Our Android system can experience network partitions (between computers in the car), and we some data we want to read across the network... should we either:
- Block waiting for the data: choosing consistency, waiting, possibly for a long time, and blocking the user from doing their work while you wait? or
- Code asynchronously, 'guessing' until the data arrives with a default answer (maybe: "the hardware doesn't exist, disable the feature"). We lose consistency, but maintain availability.
Most modern applications are networked, so have to deal with network partitions. Usually, availability correlates with business outcomes: users being able to do the work they need to, and ultimately pay the business. So, for many applications, consistency is given up first.

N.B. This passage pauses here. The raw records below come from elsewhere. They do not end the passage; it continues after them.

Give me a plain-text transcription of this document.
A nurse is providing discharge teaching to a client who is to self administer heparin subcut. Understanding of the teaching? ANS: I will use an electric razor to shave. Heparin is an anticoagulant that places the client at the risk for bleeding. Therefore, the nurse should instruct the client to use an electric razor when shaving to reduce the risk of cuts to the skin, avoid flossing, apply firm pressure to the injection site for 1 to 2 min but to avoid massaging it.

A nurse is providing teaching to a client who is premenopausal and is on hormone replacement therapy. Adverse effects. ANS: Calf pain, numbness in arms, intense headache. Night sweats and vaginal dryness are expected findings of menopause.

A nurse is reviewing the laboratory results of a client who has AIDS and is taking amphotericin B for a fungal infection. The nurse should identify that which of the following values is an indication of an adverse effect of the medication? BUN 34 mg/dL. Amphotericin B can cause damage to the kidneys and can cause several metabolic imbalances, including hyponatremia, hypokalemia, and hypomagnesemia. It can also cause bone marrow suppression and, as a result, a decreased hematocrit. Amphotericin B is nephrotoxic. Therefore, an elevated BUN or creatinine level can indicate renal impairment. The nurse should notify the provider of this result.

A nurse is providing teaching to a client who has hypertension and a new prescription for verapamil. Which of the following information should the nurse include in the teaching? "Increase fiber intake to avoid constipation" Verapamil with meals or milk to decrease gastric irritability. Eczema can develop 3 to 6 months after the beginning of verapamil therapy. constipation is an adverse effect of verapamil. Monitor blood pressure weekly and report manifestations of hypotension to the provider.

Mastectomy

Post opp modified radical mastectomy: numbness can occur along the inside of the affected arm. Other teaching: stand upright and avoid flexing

What's Acceptable to Block On?
There's always a choice. Often, your app needs to make many async calls: over the network; or inter-processes; or to disk. These connections can fail. In our app, we generally accept blocking on resources where there's no other way:
- Blocking on disk reads to load our application's code.
- Making inter-process calls to known-mostly-reliable components, e.g. calling SurfaceFlinger to render frames to the screen.
We generally don't accept blocking on:
- Network calls.
- Inter-process calls backed by arbitrary unknown code.
Spotting CAP Problems
It's useful to spot when you're facing a CAP problem. CAP is stereotyped as mostly applying to server-side databases, but it comes up a lot in networked client applications.
Ask: when making a request that could take a long time, should our app wait a long time for the response (choosing consistency)?, or assume an answer until we get the response (choosing availability)?